Students Re-Write Code on Harassment – May 16, 2002
Detroit Free Press May 16, 2002
Lori Higgins
Danielle Shapiro knew what to do when, as an eighth-grader three years ago, a classmate made a sexual threat toward her.
GETTING THE VIDEO “Straight Talk About Sexual Harassment . . . What You Don’t Know CAN Hurt You!” a video and manual for school districts, is available through Oakland Schools, the county’s intermediate school district, and Kopicki Consulting Services.
The resource is targeted to middle and high school teachers and costs $125.
To order, call Mark Hansen at Oakland Schools at 248-209-2059, or Maria Kopicki at Kopicki Consulting Services at 586-739-8972.
At any other school, she might have been confused about her rights. But this was Avondale Middle School, where students themselves declared zero tolerance on sexual harassment.
She consulted the school’s policy, created just a year before by Maria Kopicki’s eighth-grade law class. Then she talked to an adult. The boy was suspended.
“It raised my awareness, and it made him accountable for what he had done,” said Shapiro, 17, now a junior at Avondale High School.
Today, four years after Kopicki’s 26 students banded together to draw the line on sexual harassment, the policy has become a national model.
The Avondale School District quickly adopted it for all of its schools. In addition, the policy was named a top 10 student civic project by a national civic organization, it is credited with reducing sexual harassment complaints by 90 percent at the school and is behind the recently released manual and video on sexual harassment for school districts.
The students — challenged by Kopicki to change the world — took on the vague language in the school’s policy book and created a more detailed and clear harassment policy. It draws a line between flirting and harassment, and defines violations by three levels: mild, moderate and severe.
Whistling, making catcalls and reciting dirty jokes are mild, while grabbing, stalking and making sexual threats are severe.
The policy also calls for specific punishment, ranging from contacting parents on both sides to suspension or expulsion.
“It leaves no room for people to say ‘I didn’t know.’ It has clear ideas about what’s appropriate and what’s inappropriate,” Shapiro said.
Complaints at the Rochester Hills school have tumbled from a high of nearly 40 in 1998 to just 2 or 3 this school year, principal Derrick Fries said.
But much more has happened. Kopicki, who said she knew little about sexual harassment before her students took on the project four years ago, became inspired to take what the students had done a step further.
She and Oakland Schools just released “Straight Talk About Sexual Harassment,” a resource guide for schools that takes a broader look at sexual harassment issues and helps schools develop policies.
It was clear from the public response to the student policy that “there is a huge need to educate kids and teachers about sexual harassment,” Kopicki said.

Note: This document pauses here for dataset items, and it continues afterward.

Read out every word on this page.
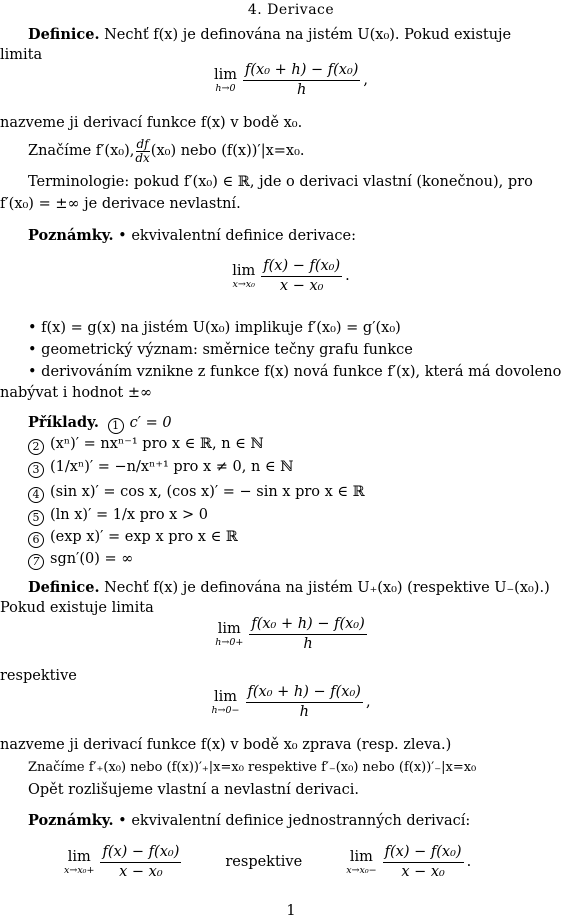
4. Derivace
Definice. Nechť f(x) je definována na jistém U(x₀). Pokud existuje
limita
lim
$h\to 0 \frac{\text{f(x₀ + h) − f(x₀)}}{h}$ ,
nazveme ji derivací funkce f(x) v bodě x₀.
Značíme f′(x₀), $\frac{df}{dx} (x_0)$ nebo (f(x))′|x=x₀.
Terminologie: pokud f′(x₀) ∈ ℝ, jde o derivaci vlastní (konečnou), pro
f′(x₀) = ±∞ je derivace nevlastní.
Poznámky. • ekvivalentní definice derivace:
lim
$x\to x_0 \frac{\text{f(x) − f(x₀)}}{\text{x − x₀}}$ .
• f(x) = g(x) na jistém U(x₀) implikuje f′(x₀) = g′(x₀)
• geometrický význam: směrnice tečny grafu funkce
• derivováním vznikne z funkce f(x) nová funkce f′(x), která má dovoleno
nabývat i hodnot ±∞
Příklady. 1 c′ = 0
2 (xⁿ)′ = nxⁿ⁻¹ pro x ∈ ℝ, n ∈ ℕ
3 (1/xⁿ)′ = −n/xⁿ⁺¹ pro x ≠ 0, n ∈ ℕ
4 (sin x)′ = cos x, (cos x)′ = − sin x pro x ∈ ℝ
5 (ln x)′ = 1/x pro x > 0
6 (exp x)′ = exp x pro x ∈ ℝ
7 sgn′(0) = ∞
Definice. Nechť f(x) je definována na jistém U₊(x₀) (respektive U₋(x₀).)
Pokud existuje limita
lim
$h\to 0+ \frac{\text{f(x₀ + h) − f(x₀)}}{h}$
respektive
lim
$h\to 0- \frac{\text{f(x₀ + h) − f(x₀)}}{h}$ ,
nazveme ji derivací funkce f(x) v bodě x₀ zprava (resp. zleva.)
Značíme f′₊(x₀) nebo (f(x))′₊|x=x₀ respektive f′₋(x₀) nebo (f(x))′₋|x=x₀
Opět rozlišujeme vlastní a nevlastní derivaci.
Poznámky. • ekvivalentní definice jednostranných derivací:
lim
$x\to x_0+ \frac{\text{f(x) − f(x₀)}}{\text{x − x₀}}$	respektive	lim
$x\to x_0- \frac{\text{f(x) − f(x₀)}}{\text{x − x₀}}$ .
1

The new materials already are creating a buzz. Kopicki and a few students spoke at the April meeting of the state Board of Education. Afterward, impressed board members asked state school administrators to study whether the new guide should be recommended for use in schools statewide.

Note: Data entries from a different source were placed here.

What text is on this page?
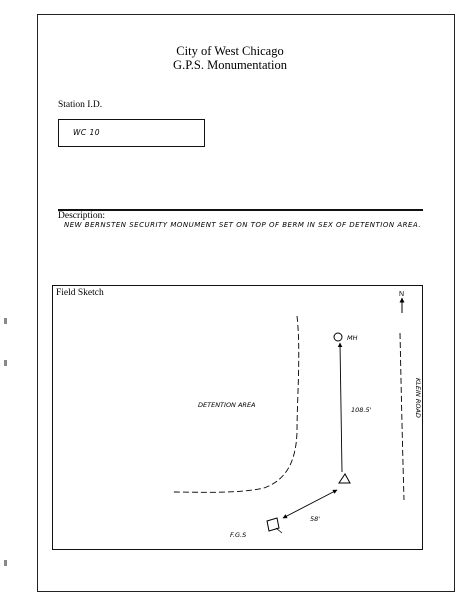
City of West Chicago
G.P.S. Monumentation
Station I.D.
WC 10
Description:
NEW BERNSTEN SECURITY MONUMENT SET ON TOP OF BERM IN SEX OF DETENTION AREA.
Field Sketch	N
MH
108.5'
58'
F.G.S
DETENTION AREA	KLEIN ROAD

That April presentation came at the request of Kathleen Straus, president of the state board.
“I thought this was the kind of project other people should know about,” Straus said.
Sexual harassment continues to be a perplexing problem for schools. A June 2001 survey by the American Association of University Women found 4 of 5 eighth- through 12th-graders who responded said they have experienced sexual harassment in their schooling.
Ronald Stephens, executive director of the California-based National School Safety Center, said clear policies are needed.
“Student policies become the basis for the contractual agreement between students and the school system for managing behavior,” Stephens said.
Avondale High senior John Lockard, 18, helped create the policy.
“A lot of the struggles teenagers have now are related to feeling powerless. A lot of kids feel they don’t have the ability to change or have control over anything. The fact that we were able to take control over anything tells us we have the power to do something.”
It’s not just the threat of punishment that has helped incidents decline, Avondale High junior Christine Gosdzinski, 16, said.
“More than anything, they understand the effect it has on people,” she said.